UK Police Forces Campaign to Employ Discriminatory Facial Recognition Systems
Law enforcement agencies across the UK successfully lobbied to deploy a facial recognition system acknowledged as discriminatory against females, young people, and individuals from ethnic minority groups, following complaints that a more accurate version produced a reduced number of investigative leads.
How the System Works
UK forces utilize the national police database to conduct retrospective facial recognition searches. This process entails comparing a reference photograph of a person of interest against a repository of over 19 million custody photos to identify potential matches.
Admitted Bias
The Home Office admitted last week that the system was biased. This acknowledgment followed a review by the government's National Physical Laboratory found it misidentified Black and Asian people and females at significantly higher rates than Caucasian males. The Home Office said it “had acted on the findings”.
“It prompts the issue of whether facial recognition only becomes effective if users accept biases in ethnicity and gender. Operational ease is a poor argument for disregarding basic freedoms.”
Long-Standing Problem
Internal documents show that this discriminatory flaw has been recognized for over twelve months. Furthermore, law enforcement lobbied to reverse an earlier ruling that was intended to mitigate the problem.

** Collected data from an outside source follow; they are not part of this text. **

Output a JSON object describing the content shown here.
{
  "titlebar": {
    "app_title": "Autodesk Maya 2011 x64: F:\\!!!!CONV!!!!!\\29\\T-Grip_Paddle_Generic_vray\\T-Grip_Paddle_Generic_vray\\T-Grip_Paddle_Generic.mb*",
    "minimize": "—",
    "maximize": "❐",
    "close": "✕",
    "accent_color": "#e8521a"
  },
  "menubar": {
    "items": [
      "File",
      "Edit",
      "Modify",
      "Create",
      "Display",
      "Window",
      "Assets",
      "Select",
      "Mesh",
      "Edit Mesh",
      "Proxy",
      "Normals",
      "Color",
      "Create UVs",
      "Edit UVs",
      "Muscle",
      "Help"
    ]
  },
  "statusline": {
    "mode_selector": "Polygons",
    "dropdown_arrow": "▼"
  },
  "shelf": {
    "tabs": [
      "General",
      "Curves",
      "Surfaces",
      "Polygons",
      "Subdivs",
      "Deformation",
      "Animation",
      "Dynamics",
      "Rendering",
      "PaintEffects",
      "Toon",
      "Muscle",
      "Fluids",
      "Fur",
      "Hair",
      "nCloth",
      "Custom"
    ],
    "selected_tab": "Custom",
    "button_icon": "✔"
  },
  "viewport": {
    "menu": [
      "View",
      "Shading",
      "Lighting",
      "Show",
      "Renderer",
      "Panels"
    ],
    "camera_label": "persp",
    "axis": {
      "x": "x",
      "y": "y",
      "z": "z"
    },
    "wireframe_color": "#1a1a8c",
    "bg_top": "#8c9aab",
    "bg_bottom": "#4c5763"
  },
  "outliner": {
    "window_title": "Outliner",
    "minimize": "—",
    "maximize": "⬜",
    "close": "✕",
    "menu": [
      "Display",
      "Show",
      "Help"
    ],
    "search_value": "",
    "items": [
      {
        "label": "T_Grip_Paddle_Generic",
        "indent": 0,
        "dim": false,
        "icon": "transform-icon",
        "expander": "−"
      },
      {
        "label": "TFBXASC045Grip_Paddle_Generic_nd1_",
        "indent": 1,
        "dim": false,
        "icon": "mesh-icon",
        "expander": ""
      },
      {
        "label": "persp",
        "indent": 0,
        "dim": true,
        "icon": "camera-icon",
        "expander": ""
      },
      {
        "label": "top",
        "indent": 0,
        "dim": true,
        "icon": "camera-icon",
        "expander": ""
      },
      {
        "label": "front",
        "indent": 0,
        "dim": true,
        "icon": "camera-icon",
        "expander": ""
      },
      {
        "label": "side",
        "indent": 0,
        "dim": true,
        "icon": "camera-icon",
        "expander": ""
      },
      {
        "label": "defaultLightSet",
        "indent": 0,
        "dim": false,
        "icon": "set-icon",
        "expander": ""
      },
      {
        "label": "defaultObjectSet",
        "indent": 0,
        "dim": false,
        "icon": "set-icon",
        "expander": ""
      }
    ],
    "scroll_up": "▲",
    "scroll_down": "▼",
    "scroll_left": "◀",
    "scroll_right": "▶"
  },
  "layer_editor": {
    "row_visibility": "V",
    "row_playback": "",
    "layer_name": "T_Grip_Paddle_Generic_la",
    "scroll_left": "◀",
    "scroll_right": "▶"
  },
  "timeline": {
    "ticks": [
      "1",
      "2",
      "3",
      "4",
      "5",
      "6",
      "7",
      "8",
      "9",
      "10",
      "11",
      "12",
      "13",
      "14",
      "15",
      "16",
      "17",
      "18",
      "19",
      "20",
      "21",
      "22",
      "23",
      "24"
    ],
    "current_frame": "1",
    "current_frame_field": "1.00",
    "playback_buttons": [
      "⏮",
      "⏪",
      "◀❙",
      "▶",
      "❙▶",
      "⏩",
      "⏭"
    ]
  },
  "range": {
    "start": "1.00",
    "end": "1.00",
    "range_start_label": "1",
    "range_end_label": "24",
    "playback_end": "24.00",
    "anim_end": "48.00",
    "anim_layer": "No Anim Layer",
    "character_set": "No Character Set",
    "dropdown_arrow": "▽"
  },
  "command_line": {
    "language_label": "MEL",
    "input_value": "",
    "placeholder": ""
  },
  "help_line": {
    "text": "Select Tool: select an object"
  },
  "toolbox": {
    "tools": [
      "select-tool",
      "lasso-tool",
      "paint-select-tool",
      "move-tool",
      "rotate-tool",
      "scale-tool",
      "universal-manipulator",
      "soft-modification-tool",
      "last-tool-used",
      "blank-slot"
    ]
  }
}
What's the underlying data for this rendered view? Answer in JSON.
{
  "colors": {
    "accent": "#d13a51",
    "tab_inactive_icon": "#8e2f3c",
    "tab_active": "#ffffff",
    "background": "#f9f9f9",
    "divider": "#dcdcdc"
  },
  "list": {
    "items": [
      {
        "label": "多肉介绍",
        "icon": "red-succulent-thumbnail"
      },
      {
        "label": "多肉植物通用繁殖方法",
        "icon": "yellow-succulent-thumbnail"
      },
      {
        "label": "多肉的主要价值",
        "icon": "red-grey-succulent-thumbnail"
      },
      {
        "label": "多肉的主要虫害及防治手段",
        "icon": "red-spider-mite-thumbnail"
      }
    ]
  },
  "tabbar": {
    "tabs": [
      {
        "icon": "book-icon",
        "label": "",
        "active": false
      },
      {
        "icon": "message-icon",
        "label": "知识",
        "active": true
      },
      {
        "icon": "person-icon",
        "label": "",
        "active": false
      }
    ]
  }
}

Senior officers were informed of the algorithmic discrimination in late 2024. The government-ordered laboratory study found the system was more likely to suggest incorrect matches for images depicting females, Black people, and those under 40 years old.
A Reversed Decision
In reaction, the national police leadership body ordered that the confidence threshold required for possible hits be increased to a level where the disparity was significantly reduced.
However, this directive was reversed the next month after forces complained that the modified technology was producing fewer “investigative leads”. NPCC documents indicate the stricter setting cut the proportion of queries that yielded possible identifications from over half to a just 14%.
Severe Disparities
Although the Home Office and NPCC refused to say what setting is currently used, the recent NPL study discovered the system could produce incorrect matches for women of Black heritage nearly a hundred times more frequently than for white women at certain settings.

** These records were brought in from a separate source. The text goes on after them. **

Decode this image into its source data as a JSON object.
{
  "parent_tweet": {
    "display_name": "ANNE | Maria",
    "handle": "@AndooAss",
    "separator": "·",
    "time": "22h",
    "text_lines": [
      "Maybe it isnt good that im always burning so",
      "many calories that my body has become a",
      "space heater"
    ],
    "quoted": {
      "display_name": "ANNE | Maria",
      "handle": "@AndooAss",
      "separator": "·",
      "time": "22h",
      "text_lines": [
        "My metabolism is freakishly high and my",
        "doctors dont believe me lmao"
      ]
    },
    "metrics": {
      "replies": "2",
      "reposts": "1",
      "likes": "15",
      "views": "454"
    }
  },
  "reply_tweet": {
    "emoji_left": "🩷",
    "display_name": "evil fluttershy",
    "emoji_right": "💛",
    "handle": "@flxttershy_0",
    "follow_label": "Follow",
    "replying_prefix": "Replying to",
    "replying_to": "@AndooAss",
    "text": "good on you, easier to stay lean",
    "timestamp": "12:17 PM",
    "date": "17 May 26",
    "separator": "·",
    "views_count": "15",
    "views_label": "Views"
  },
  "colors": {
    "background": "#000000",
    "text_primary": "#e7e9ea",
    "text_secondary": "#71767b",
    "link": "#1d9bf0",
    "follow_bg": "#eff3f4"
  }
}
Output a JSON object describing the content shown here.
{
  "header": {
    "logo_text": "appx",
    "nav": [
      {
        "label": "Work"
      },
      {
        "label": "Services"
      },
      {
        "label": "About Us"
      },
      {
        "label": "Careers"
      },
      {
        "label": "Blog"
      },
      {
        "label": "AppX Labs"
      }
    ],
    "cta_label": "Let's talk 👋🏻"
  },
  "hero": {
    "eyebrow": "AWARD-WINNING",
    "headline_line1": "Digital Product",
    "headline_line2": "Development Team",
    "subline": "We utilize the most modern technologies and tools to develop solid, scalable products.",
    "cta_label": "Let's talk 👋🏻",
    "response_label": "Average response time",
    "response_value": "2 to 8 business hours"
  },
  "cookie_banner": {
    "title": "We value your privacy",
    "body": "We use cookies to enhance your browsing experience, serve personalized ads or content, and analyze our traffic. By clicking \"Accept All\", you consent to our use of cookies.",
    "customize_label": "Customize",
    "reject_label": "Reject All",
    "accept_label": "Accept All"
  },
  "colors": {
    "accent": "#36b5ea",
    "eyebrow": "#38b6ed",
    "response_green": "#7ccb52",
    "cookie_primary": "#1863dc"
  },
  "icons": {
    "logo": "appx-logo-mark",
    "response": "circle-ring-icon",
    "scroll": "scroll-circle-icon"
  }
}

The ministry commented on these findings: “Our evaluation found that in a specific scenarios the software is has a greater tendency to incorrectly include some population segments in its match reports.”

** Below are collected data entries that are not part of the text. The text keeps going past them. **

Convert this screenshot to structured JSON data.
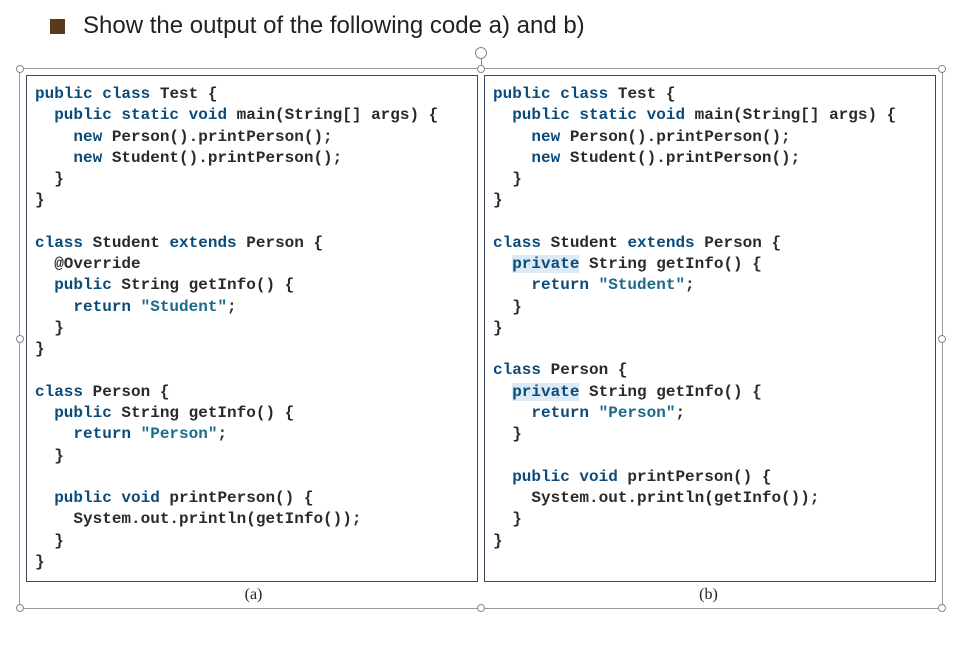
{
  "question": "Show the output of the following code a) and b)",
  "labels": {
    "a": "(a)",
    "b": "(b)"
  },
  "codeA": {
    "l1_kw1": "public",
    "l1_kw2": "class",
    "l1_name": " Test {",
    "l2_pad": "  ",
    "l2_kw1": "public",
    "l2_kw2": "static",
    "l2_kw3": "void",
    "l2_rest": " main(String[] args) {",
    "l3_pad": "    ",
    "l3_kw": "new",
    "l3_rest": " Person().printPerson();",
    "l4_pad": "    ",
    "l4_kw": "new",
    "l4_rest": " Student().printPerson();",
    "l5": "  }",
    "l6": "}",
    "l7": "",
    "l8_kw": "class",
    "l8_mid": " Student ",
    "l8_kw2": "extends",
    "l8_rest": " Person {",
    "l9": "  @Override",
    "l10_pad": "  ",
    "l10_kw": "public",
    "l10_rest": " String getInfo() {",
    "l11_pad": "    ",
    "l11_kw": "return",
    "l11_sp": " ",
    "l11_str": "\"Student\"",
    "l11_end": ";",
    "l12": "  }",
    "l13": "}",
    "l14": "",
    "l15_kw": "class",
    "l15_rest": " Person {",
    "l16_pad": "  ",
    "l16_kw": "public",
    "l16_rest": " String getInfo() {",
    "l17_pad": "    ",
    "l17_kw": "return",
    "l17_sp": " ",
    "l17_str": "\"Person\"",
    "l17_end": ";",
    "l18": "  }",
    "l19": "",
    "l20_pad": "  ",
    "l20_kw1": "public",
    "l20_kw2": "void",
    "l20_rest": " printPerson() {",
    "l21": "    System.out.println(getInfo());",
    "l22": "  }",
    "l23": "}"
  },
  "codeB": {
    "l1_kw1": "public",
    "l1_kw2": "class",
    "l1_name": " Test {",
    "l2_pad": "  ",
    "l2_kw1": "public",
    "l2_kw2": "static",
    "l2_kw3": "void",
    "l2_rest": " main(String[] args) {",
    "l3_pad": "    ",
    "l3_kw": "new",
    "l3_rest": " Person().printPerson();",
    "l4_pad": "    ",
    "l4_kw": "new",
    "l4_rest": " Student().printPerson();",
    "l5": "  }",
    "l6": "}",
    "l7": "",
    "l8_kw": "class",
    "l8_mid": " Student ",
    "l8_kw2": "extends",
    "l8_rest": " Person {",
    "l9_pad": "  ",
    "l9_kw": "private",
    "l9_rest": " String getInfo() {",
    "l10_pad": "    ",
    "l10_kw": "return",
    "l10_sp": " ",
    "l10_str": "\"Student\"",
    "l10_end": ";",
    "l11": "  }",
    "l12": "}",
    "l13": "",
    "l14_kw": "class",
    "l14_rest": " Person {",
    "l15_pad": "  ",
    "l15_kw": "private",
    "l15_rest": " String getInfo() {",
    "l16_pad": "    ",
    "l16_kw": "return",
    "l16_sp": " ",
    "l16_str": "\"Person\"",
    "l16_end": ";",
    "l17": "  }",
    "l18": "",
    "l19_pad": "  ",
    "l19_kw1": "public",
    "l19_kw2": "void",
    "l19_rest": " printPerson() {",
    "l20": "    System.out.println(getInfo());",
    "l21": "  }",
    "l22": "}"
  }
}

Operational Effectiveness vs. Bias
Describing the effect of the brief increase to the system's confidence threshold, the police records state: “The change greatly lessens the effect of discrimination across legally safeguarded attributes of race, generation and sex but had a significant negative impact on police efficiency”. The documents further note that forces complained that “a once effective tactic now delivered results of questionable value”.
Broader Rollout Plans
Meanwhile, the government has opened a two-and-a-half-month consultation on its plans to expand the use of biometric scanning systems. Policing minister Sarah Jones has labeled the tool as the “biggest breakthrough since DNA matching”.
Expert and Oversight Concerns
Abimbola Johnson, chair of the advisory panel for the national policing equality strategy, said: “We observed scant discussion through equality strategy sessions of the technology deployment despite clear relevance with the strategy's goals.
“These revelations show yet again that the anti-racism commitments the police has made via the equality initiative are failing to be integrated into broader operations. Our reports have warned that innovative tools are being rolled out in a context where racial disparities, weak scrutiny and faulty information gathering already persist.
“Any use of facial recognition must meet strict national standards, be subject to external review, and demonstrate it diminishes rather than compounds ethnic bias.”
Home Office Response
A government representative said: “We treat the conclusions of the report with utmost gravity and we have already taken action. A updated software has been externally evaluated and procured, which has no statistically significant bias. It will be tested early next year and will be undergo further assessment.
“Our priority is protecting the public. This gamechanging technology will assist officers to apprehend and prosecute offenders. There is human involvement in each stage of the procedure and no arrest or charge would be taken without trained officers carefully reviewing the output.”